I slouched even some more as the instrumental came in. I always thought Sirius liked me, but I never really thought that he loved me. He loved me like a younger brother, and I hadn't felt more happy in my entire life. The lyrics had an uncanny resemblance to our lives though, I realized. I swerved too right on my broom one time, and Sirius grew hysterical. He gave me a ticket to see The Matrix, which was officially the best movie of my life. Sirius agreed. Sirius had scraped his knee in first year, and while everyone laughed, I picked him up.

"I finally began to realize, you're my anchor to this world.

I finally realized that you were meant to be mine,

I'm your admirer, I loved all along,

If you can't return those feelings, then I'm sorry but I believe you're wrong!"

The song ended, and the commentary of the network drowned in my ears. A faint smile played on my lips. I stood up but jumped when I saw Sirius smirking, leaning on the doorway, arms crossed.

"S-Sirius?"

He smiled at me sadly and uncrossed his arms as he walked forward, closer to me. "How'd you get here? Only the people I love can go here!"

"That means you love me then." Sirius stated the obvious.

I sighed. "I guess I just wanted someone that truly cares for me... someone like you who I think of as a big brother." I watched as Sirius' face crumpled from the once happy face to the broken one. "What? What did I say?" I asked frantically as Sirius' eyes began to get glassy. Sirius wiped his eyes and his usually confident exterior broke. He slouched.

"No, no, you did nothing wrong.
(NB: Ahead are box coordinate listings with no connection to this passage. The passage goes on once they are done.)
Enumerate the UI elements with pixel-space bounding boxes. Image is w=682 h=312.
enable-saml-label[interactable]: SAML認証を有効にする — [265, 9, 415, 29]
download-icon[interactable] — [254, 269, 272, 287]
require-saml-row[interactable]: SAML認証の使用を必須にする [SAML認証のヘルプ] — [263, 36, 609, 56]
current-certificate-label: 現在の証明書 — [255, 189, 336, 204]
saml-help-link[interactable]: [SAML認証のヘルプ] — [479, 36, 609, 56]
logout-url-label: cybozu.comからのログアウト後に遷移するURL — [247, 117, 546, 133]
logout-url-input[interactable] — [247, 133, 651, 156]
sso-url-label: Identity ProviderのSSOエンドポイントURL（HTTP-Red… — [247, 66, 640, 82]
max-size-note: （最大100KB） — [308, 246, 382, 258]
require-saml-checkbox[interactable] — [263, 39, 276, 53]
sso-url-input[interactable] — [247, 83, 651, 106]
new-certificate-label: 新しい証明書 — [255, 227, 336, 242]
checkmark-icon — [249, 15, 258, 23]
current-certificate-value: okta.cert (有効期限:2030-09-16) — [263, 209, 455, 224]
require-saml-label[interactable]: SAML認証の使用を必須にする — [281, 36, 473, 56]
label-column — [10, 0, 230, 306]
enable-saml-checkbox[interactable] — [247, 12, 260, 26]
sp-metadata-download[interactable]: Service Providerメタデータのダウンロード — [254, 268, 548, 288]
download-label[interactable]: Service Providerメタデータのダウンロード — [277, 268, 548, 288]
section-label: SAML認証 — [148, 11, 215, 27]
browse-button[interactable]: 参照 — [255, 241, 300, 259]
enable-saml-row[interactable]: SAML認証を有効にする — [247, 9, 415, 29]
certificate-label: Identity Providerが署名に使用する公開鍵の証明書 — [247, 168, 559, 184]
I just... would you hate me?" he blurted out so suddenly.

"What?" I asked, shocked he could say something like that.

"Would you hate me?" he repeated, clearer this time. I shook my head furiously.

"No, I could never hate you!" I denied as I walked closer and pulled him into an embrace. We let go at the same time and I shoved my hands into my pockets. "Sirius, I don't know what's up, but you're the only person I could ever trust fully. Even if you did something stupid, I'd always love you all the same-mmph!" I said in surprise as a warm pair of lips planted themselves fully into mine, my glasses shoved almost painfully against my nose. I stared wide-eyed at Sirius as his eyes fluttered closed once mouth met mouth. And then I realized I did love him in a non-platonic way. All those nights as he held me in his arms, I always felt complete. When I woke up feeling safe and secure, it was always with Sirius. I laughed and joked with him, only showing my true colors to him and sometimes Remus. As Sirius slowly but reluctantly let go, I wrapped my arms around his neck and pulled him closer, startling both of us. He smiled a smile full of love, adoration, possessiveness and overprotectiveness, then he eagerly wrapped his arms around my waist as he leaned in for a kiss. I responded immediately. He gently pushed backwards, and I wondered idly what he was doing before he pushed me against the wall. He nibbled on my lip, asking for an entrance, and I gladly agreed. After a while, we broke apart, and Sirius led us to the couch, dropping unceremoniously, pulling me down with him. He held me close to him, and we stayed like this. The wireless this time played a love song, and I smiled at the timing. We stayed like this for the better part of the day, sometimes talking and sometimes cherishing the memory and the silence.